Eastern Home plant, stores to be sold as creditor pulls out

20 employees remain

Layoffs have taken more than 125 workers by surprise


March 04, 2000|By Kristine Henry | Kristine Henry,SUN STAFF

Operations are winding down at Eastern Home Products Inc. in Southwest Baltimore after the company announced that it didn't have enough money to continue in business.

Eastern Home and its subsidiaries -- Eastern Manufacturing Products Inc., Home and Roam Leisure Products Inc. and Eastern Standard Corp. -- manufacture above-ground swimming pools and window blinds. Its retail stores sell pools, spas and pool tables.

About 20 of the company's work force of nearly 200 are working.

More than 125 workers were surprised when they were laid off abruptly in late January.

"People were shocked," said one former employee who asked not to be identified. "They were very ticked off."

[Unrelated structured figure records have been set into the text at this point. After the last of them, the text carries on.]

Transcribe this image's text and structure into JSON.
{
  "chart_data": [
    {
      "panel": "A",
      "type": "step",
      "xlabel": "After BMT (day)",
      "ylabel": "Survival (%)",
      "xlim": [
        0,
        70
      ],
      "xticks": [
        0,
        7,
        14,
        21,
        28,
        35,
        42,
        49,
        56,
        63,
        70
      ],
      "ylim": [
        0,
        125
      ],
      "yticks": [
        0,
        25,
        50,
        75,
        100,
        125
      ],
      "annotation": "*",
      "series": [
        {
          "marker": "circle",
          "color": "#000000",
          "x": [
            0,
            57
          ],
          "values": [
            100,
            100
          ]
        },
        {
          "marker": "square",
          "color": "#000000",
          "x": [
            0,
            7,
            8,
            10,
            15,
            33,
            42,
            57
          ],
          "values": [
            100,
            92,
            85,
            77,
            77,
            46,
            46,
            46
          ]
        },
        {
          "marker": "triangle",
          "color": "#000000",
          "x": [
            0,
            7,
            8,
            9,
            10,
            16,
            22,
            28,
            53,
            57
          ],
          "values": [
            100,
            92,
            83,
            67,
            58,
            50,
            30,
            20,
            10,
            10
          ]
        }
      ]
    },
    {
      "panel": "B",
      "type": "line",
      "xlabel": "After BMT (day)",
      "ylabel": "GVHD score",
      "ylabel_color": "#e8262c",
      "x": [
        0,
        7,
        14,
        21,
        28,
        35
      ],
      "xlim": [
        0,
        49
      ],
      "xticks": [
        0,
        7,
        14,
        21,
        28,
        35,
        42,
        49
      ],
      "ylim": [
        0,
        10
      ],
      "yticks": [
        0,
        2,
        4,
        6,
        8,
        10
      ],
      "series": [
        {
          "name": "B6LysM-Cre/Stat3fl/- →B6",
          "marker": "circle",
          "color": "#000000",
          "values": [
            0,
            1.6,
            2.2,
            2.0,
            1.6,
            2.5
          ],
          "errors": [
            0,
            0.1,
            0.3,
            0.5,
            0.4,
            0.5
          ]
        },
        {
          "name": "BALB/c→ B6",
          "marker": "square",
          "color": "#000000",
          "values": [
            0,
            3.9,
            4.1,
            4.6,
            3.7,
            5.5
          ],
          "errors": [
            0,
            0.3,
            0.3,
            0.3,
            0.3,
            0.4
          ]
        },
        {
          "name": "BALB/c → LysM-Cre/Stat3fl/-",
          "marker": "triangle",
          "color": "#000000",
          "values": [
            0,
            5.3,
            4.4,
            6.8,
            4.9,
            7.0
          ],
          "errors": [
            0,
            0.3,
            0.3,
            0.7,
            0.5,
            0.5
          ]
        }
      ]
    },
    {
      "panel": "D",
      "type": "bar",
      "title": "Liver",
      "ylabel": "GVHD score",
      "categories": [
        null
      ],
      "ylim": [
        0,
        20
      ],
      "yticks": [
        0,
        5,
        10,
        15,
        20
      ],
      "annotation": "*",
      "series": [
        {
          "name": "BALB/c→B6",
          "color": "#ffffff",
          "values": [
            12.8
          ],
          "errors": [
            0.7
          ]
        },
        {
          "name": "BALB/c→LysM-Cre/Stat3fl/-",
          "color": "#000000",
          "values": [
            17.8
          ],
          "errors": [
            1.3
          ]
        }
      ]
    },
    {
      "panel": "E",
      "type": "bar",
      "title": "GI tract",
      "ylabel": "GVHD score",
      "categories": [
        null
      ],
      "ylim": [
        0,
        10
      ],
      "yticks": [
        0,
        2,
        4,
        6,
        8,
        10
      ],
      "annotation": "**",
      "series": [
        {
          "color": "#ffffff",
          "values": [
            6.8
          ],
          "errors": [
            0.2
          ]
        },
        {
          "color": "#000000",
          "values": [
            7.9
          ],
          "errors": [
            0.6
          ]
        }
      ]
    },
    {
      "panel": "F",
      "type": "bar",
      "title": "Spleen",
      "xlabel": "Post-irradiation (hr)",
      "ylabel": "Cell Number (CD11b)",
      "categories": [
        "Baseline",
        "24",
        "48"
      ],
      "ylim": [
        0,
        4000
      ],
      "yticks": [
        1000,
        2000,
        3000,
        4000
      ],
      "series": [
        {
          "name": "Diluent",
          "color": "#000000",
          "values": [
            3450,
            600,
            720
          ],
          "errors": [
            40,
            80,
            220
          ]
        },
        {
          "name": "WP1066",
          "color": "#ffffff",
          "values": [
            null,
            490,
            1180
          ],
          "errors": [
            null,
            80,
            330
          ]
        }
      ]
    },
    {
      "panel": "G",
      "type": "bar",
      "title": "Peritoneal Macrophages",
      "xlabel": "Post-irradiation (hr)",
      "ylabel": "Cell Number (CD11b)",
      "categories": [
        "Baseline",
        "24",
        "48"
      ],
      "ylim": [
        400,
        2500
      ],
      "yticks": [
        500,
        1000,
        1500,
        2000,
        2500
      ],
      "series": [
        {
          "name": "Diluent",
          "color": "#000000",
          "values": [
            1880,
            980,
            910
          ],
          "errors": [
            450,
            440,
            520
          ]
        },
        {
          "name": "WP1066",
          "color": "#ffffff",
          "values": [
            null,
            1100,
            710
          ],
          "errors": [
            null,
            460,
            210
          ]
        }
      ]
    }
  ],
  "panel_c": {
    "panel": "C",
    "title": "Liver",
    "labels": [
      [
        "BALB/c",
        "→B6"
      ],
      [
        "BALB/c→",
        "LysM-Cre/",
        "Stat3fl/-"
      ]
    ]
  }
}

Since then, workers have been laid off in small batches, said the employee, and those who remain don't know how much longer they will be employed.

When Eastern's main creditor, AT&T Corp., said it would no longer provide funding to the company, Eastern officials had no alternative but to file for receivership, said Howard A. Rubenstein, an attorney at Adelberg, Rudow, Dorf, Hendler & Sameth LLC in Baltimore. Rubenstein was appointed receiver by the Baltimore Circuit Court on Feb. 19.

He said he is in negotiations with potential buyers for the company's manufacturing facility at 1601 Wicomico St. and the five retail locations. The company has stores in Southwest Baltimore, Bel Air, Virginia and Pennsylvania. The retail operations will remain open for the time being, he said.

Rubenstein said the future of the plant and stores is uncertain. A new owner could reopen them and run the same type of business, or it could buy Eastern's assets. He said he will choose whatever option will bring in the most money for creditors.

"More money can be achieved by selling these as entire entities than by trying to have a public auction," he said.

AT&T spokesman Burke Stinson declined to comment.

"We prefer to not further an awkward situation by announcing to the world how much money we're owed," he said. "We work with companies and the proper authorities to obtain as much money on the dollar as we can."

The company's owner, Joseph J. Laputka, did not return phone calls.

Some employees had an inkling that the company was in trouble because suppliers who were owed money refused to deliver products. But company officials never let on that the situation was dire, said the employee who asked not to be identified.

Workers are "very apprehensive" about finding new jobs, the person said. "Most took public transportation and can't just jump in a car and work in [the suburbs]."

Patrick M. Baker, manager of the state dislocated worker program in the Department of Labor, Licensing and Regulation, said his agency didn't know about the layoffs until most of the workers had been terminated.

His agency is working with the company to get a list of former employees to contact them and assist in developing their resumes and interviewing skills, and possibly help with retraining.

Richard Escalante, senior development officer at Baltimore Development Corp., said the economic development agency was unaware that Eastern had planned to close. But, he said, if the assets are liquidated, BDC will help find a tenant for the leased building.

He said the site is in an empowerment zone, which means a new employer would receive tax credits for hiring workers who live in the area.